Why I chose to study History of Art - PhD
Before starting my History of Art PhD I completed an MSc in Modern Art: History, Curating, Criticism at the University of Edinburgh, which I chose both for the excellent reputation of the History of Art department at Edinburgh and for the vibrancy of Edinburgh itself as a city. I wanted to be somewhere that had culture and art as part of its make-up. I was particularly attracted to what the city could offer in terms of contemporary art, through its institutions and people.
As I came to the end of my Masters degree, I began to talk to my tutors about the possibility of doing a PhD. My Masters dissertation, on the subject of walking in contemporary art practice, felt like the beginning of a much deeper research enquiry, and so became the basis of my research proposal. It was particularly through conversations with Dr Tamara Trodd, who had taught me on the Masters course and became my PhD supervisor, that I began to distil this proposal and became excited about further study.
My time at ECA
Studying for my PhD gave me time to think and write in depth about art that I love, and what it can mean to us. My research skills and writing got better over the years and I noticed my knowledge of art history and my confidence in my thoughts about art practice growing.
My PhD thesis was entitled ‘Pace, rhythm, repetition: Walking in Art Since the 1960s’, and included chapters on the work of Agnes Martin, Bruce Nauman, Trisha Brown and Janet Cardiff. Two of these artists are part of the ARTIST ROOMS collection, with which the University had struck up a research partnership the year I started my PhD. This provided numerous opportunities to organise events and air my research in a public forum, as well as managing groups of interns working on research and events in relation to ARTIST ROOMS, all experience which has proved very useful in my ongoing career. I knew even before I started my PhD that I would prefer a career in research in public facing art institutions rather than in academia, so I also taught undergraduates and worked freelance for the National Galleries of Scotland alongside my research and work with ARTIST ROOMS.
My supervisor would often ask me to pull back from my involvement in other projects so I could focus on my research, which perhaps I would do if I had my time again – maybe that would mean I would have submitted my thesis far earlier! Having said that, my involvement with other projects and institutions expanded my networks considerably, allowing me to embed myself in the Edinburgh artworld. These connections go on to fuel the work I do now.

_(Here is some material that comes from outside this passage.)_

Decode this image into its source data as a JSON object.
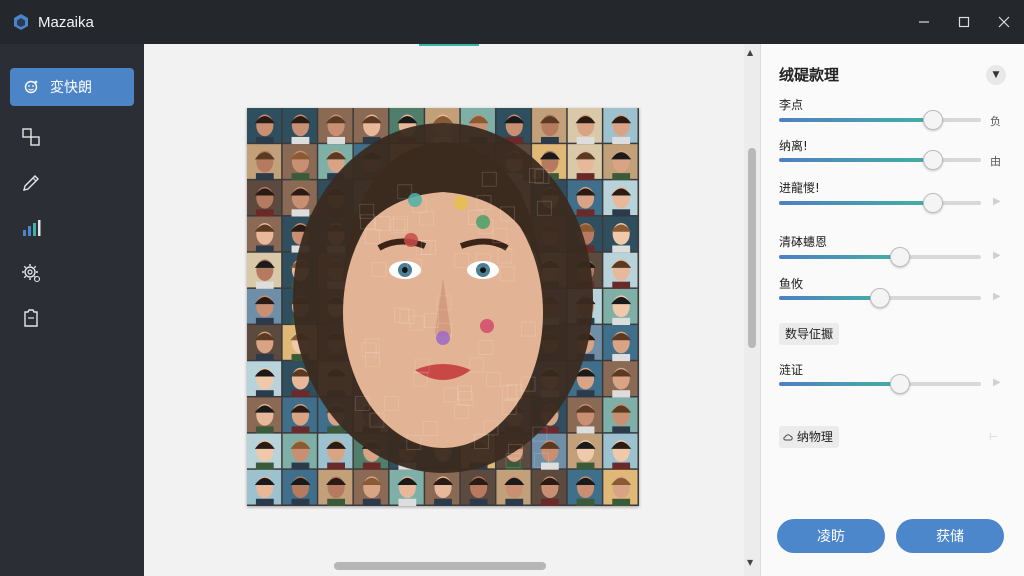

My experiences since graduating
I was extremely fortunate that shortly before I submitted my PhD thesis a job at the Fruitmarket Gallery came up, which I applied for and got. It suited my interests and experience perfectly, and I am still in post. I realise that many recent graduates would not be so lucky! My experience at ECA prepared me so well for what I now do – my role combines research with public facing work, and everything I learnt at ECA comes into play. I write and commission interpretation materials for all our exhibitions, look after our library and archive, and am able to continue working with ECA as I manage the Fruitmarket’s partnership with the MScR in Collections and Curating Practices.

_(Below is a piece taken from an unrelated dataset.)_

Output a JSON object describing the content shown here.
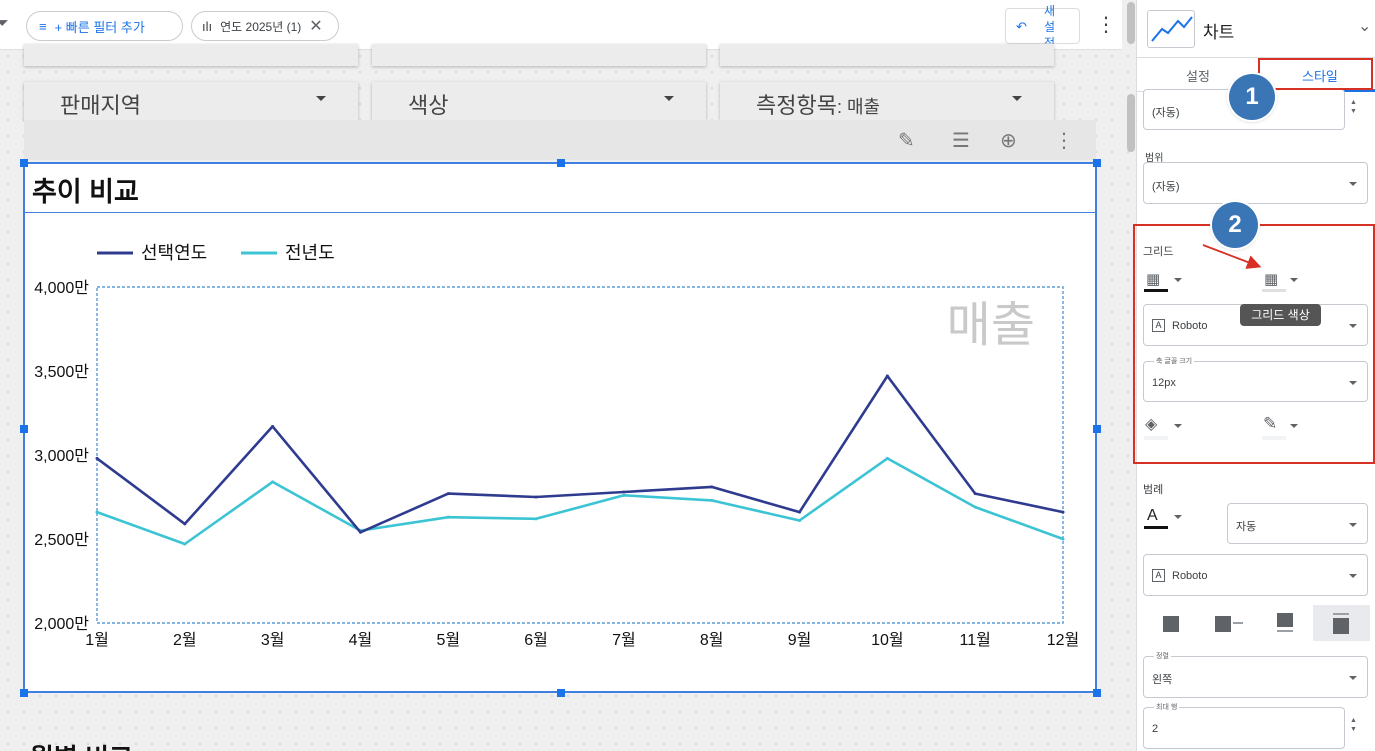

One of the highlights of working at the Fruitmarket was in 2019 when we commissioned Janet Cardiff and George Bures Miller to create a video walk – Night Walk for Edinburgh – which I appeared in as an extra. Having written about their work in my thesis, it was an incredible and surreal leap to now be part of one of their artworks.
My advice to new and current students
If you are entering your first year of University, enjoy it, relish the time you have to study, take up opportunities that come your way, try new things and find what excites you. But also don’t over-burden yourself – try to get the work/life balance right.
For someone graduating this year, I hope the pandemic will not hold you back. If there’s somewhere you want to work or gain experience, reach out to them even if they are not currently advertising. The worst that can happen is they can say no, but you may just find it’s the start of something.